Yes, especially if we have the metadata that tells us where the classes
are stored.  We can queue requests to load multiple class files
asynchronously in the file system.

> Well,  this solution might not really help, if an application (or
> benchmark) only measures the period after VM is launched. (This is
> probably true since a Java timer can be triggered only after VM is
> created, unless the benchmark measures the duration of twice VM
> instance creations.)

Agreed, we should agree what we are optimizing, and why (the use case).

>>>> I assume we could improve that by consolidating that metadata into a
>>>> file with faster access.
>>> Yes, below is what Wenlong's patch includes.
>>> +# The modulelibrarymapping properties show class libraries in each module.
>> I saw that, but not sure which problem it is solving
>> (seek times/parsing/other).  Also, of course, this is a copy of the
>> metadata that we would need to keep in sync with changes to the module
>> manifests.  I'd like the best of both worlds :-)
> Right.
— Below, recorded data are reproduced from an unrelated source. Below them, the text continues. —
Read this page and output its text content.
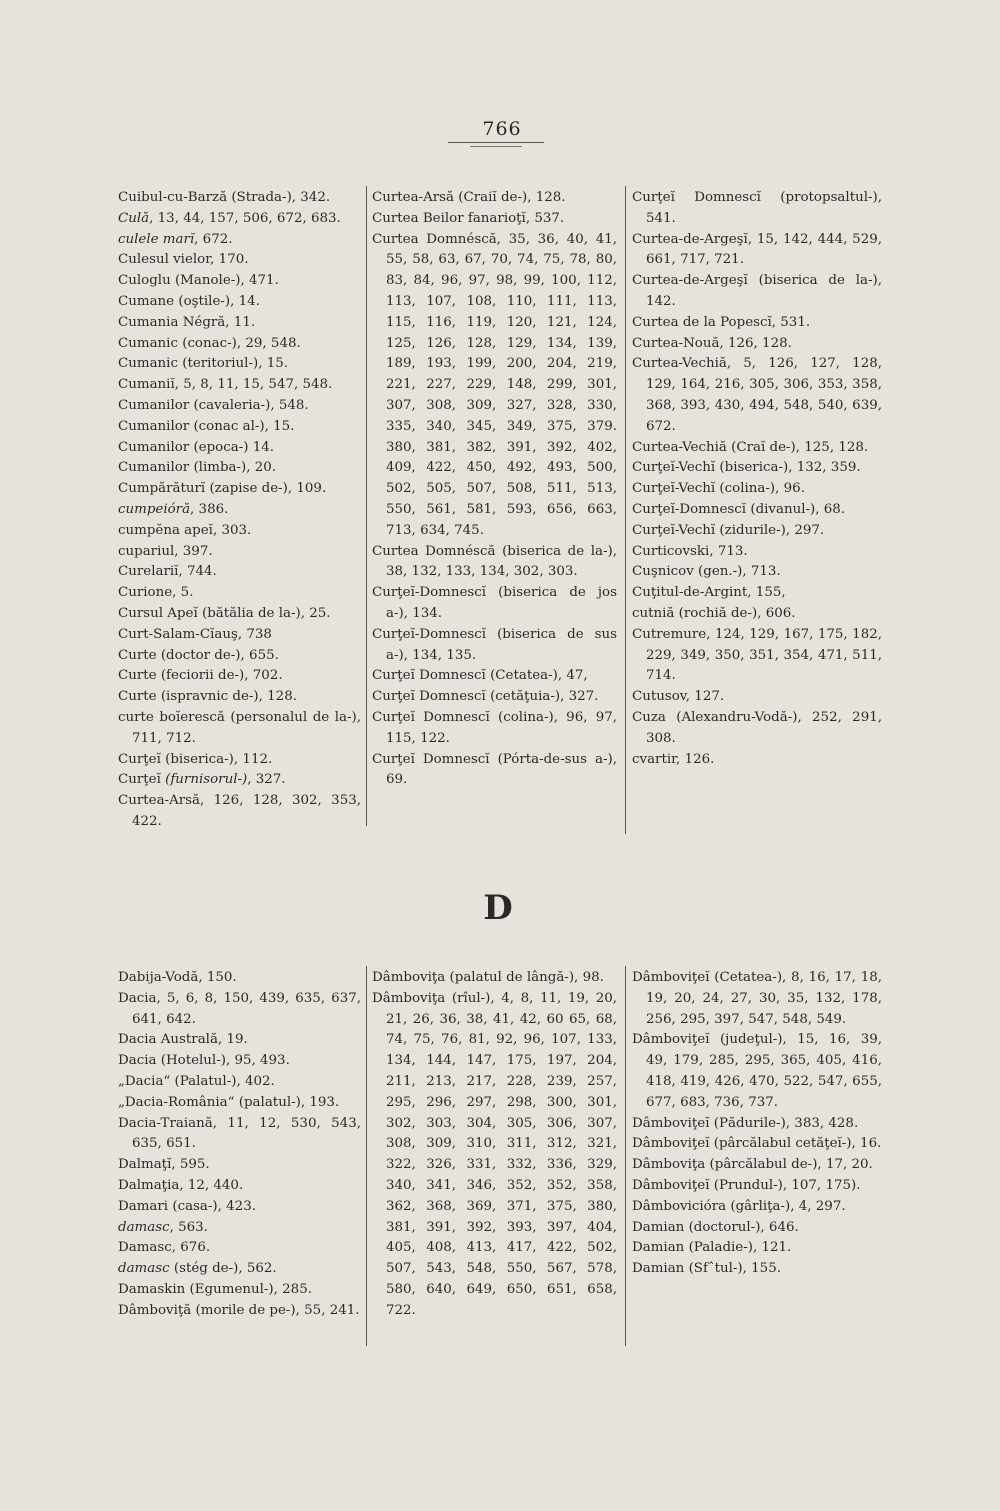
766
Cuibul-cu-Barză (Strada-), 342.
Culă, 13, 44, 157, 506, 672, 683.
culele marĭ, 672.
Culesul vielor, 170.
Culoglu (Manole-), 471.
Cumane (oştile-), 14.
Cumania Négră, 11.
Cumanic (conac-), 29, 548.
Cumanic (teritoriul-), 15.
Cumaniĭ, 5, 8, 11, 15, 547, 548.
Cumanilor (cavaleria-), 548.
Cumanilor (conac al-), 15.
Cumanilor (epoca-) 14.
Cumanilor (limba-), 20.
Cumpărăturĭ (zapise de-), 109.
cumpeióră, 386.
cumpĕna apeĭ, 303.
cupariul, 397.
Curelariĭ, 744.
Curione, 5.
Cursul Apeĭ (bătălia de la-), 25.
Curt-Salam-Cĭauş, 738
Curte (doctor de-), 655.
Curte (feciorii de-), 702.
Curte (ispravnic de-), 128.
curte boĭerescă (personalul de la-), 711, 712.
Curţeĭ (biserica-), 112.
Curţeĭ (furnisorul-), 327.
Curtea-Arsă, 126, 128, 302, 353, 422.
Curtea-Arsă (Craiĭ de-), 128.
Curtea Beilor fanarioţĭ, 537.
Curtea Domnéscă, 35, 36, 40, 41, 55, 58, 63, 67, 70, 74, 75, 78, 80, 83, 84, 96, 97, 98, 99, 100, 112, 113, 107, 108, 110, 111, 113, 115, 116, 119, 120, 121, 124, 125, 126, 128, 129, 134, 139, 189, 193, 199, 200, 204, 219, 221, 227, 229, 148, 299, 301, 307, 308, 309, 327, 328, 330, 335, 340, 345, 349, 375, 379. 380, 381, 382, 391, 392, 402, 409, 422, 450, 492, 493, 500, 502, 505, 507, 508, 511, 513, 550, 561, 581, 593, 656, 663, 713, 634, 745.
Curtea Domnéscă (biserica de la-), 38, 132, 133, 134, 302, 303.
Curţeĭ-Domnescĭ (biserica de jos a-), 134.
Curţeĭ-Domnescĭ (biserica de sus a-), 134, 135.
Curţeĭ Domnescĭ (Cetatea-), 47,
Curţeĭ Domnescĭ (cetăţuia-), 327.
Curţeĭ Domnescĭ (colina-), 96, 97, 115, 122.
Curţeĭ Domnescĭ (Pórta-de-sus a-), 69.
Curţeĭ Domnescĭ (protopsaltul-), 541.
Curtea-de-Argeşĭ, 15, 142, 444, 529, 661, 717, 721.
Curtea-de-Argeşĭ (biserica de la-), 142.
Curtea de la Popescĭ, 531.
Curtea-Nouă, 126, 128.
Curtea-Vechiă, 5, 126, 127, 128, 129, 164, 216, 305, 306, 353, 358, 368, 393, 430, 494, 548, 540, 639, 672.
Curtea-Vechiă (Craĭ de-), 125, 128.
Curţeĭ-Vechĭ (biserica-), 132, 359.
Curţeĭ-Vechĭ (colina-), 96.
Curţeĭ-Domnescĭ (divanul-), 68.
Curţeĭ-Vechĭ (zidurile-), 297.
Curticovski, 713.
Cuşnicov (gen.-), 713.
Cuţitul-de-Argint, 155,
cutniă (rochiă de-), 606.
Cutremure, 124, 129, 167, 175, 182, 229, 349, 350, 351, 354, 471, 511, 714.
Cutusov, 127.
Cuza (Alexandru-Vodă-), 252, 291, 308.
cvartir, 126.
D
Dabija-Vodă, 150.
Dacia, 5, 6, 8, 150, 439, 635, 637, 641, 642.
Dacia Australă, 19.
Dacia (Hotelul-), 95, 493.
„Dacia“ (Palatul-), 402.
„Dacia-România“ (palatul-), 193.
Dacia-Traiană, 11, 12, 530, 543, 635, 651.
Dalmaţĭ, 595.
Dalmaţia, 12, 440.
Damari (casa-), 423.
damasc, 563.
Damasc, 676.
damasc (stég de-), 562.
Damaskin (Egumenul-), 285.
Dâmboviţă (morile de pe-), 55, 241.
Dâmboviţa (palatul de lângă-), 98.
Dâmboviţa (rîul-), 4, 8, 11, 19, 20, 21, 26, 36, 38, 41, 42, 60 65, 68, 74, 75, 76, 81, 92, 96, 107, 133, 134, 144, 147, 175, 197, 204, 211, 213, 217, 228, 239, 257, 295, 296, 297, 298, 300, 301, 302, 303, 304, 305, 306, 307, 308, 309, 310, 311, 312, 321, 322, 326, 331, 332, 336, 329, 340, 341, 346, 352, 352, 358, 362, 368, 369, 371, 375, 380, 381, 391, 392, 393, 397, 404, 405, 408, 413, 417, 422, 502, 507, 543, 548, 550, 567, 578, 580, 640, 649, 650, 651, 658, 722.
Dâmboviţeĭ (Cetatea-), 8, 16, 17, 18, 19, 20, 24, 27, 30, 35, 132, 178, 256, 295, 397, 547, 548, 549.
Dâmboviţeĭ (judeţul-), 15, 16, 39, 49, 179, 285, 295, 365, 405, 416, 418, 419, 426, 470, 522, 547, 655, 677, 683, 736, 737.
Dâmboviţeĭ (Pădurile-), 383, 428.
Dâmboviţeĭ (pârcălabul cetăţeĭ-), 16.
Dâmboviţa (pârcălabul de-), 17, 20.
Dâmboviţeĭ (Prundul-), 107, 175).
Dâmboviciόra (gârliţa-), 4, 297.
Damian (doctorul-), 646.
Damian (Paladie-), 121.
Damian (Sfˆtul-), 155.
A "better" solution I can think of is, the runtime can extract
> this information at build time or installation time. It can be the
> next step if we think it is a valid solution.

The OSGi frameworks must have this problem already.  They need to
maintain a cache of bundles installed in the runtime without it being a
surprise each time they start up.  While Wenlong's static cache is fine
for the prototype, there may be some code in Felix/whatever that we can
use to dynamically manage cached metadata for our modules.

p.s. Please don't take my comments as negative about the approach here.
 I'm delighted to see this type of innovative work taking place.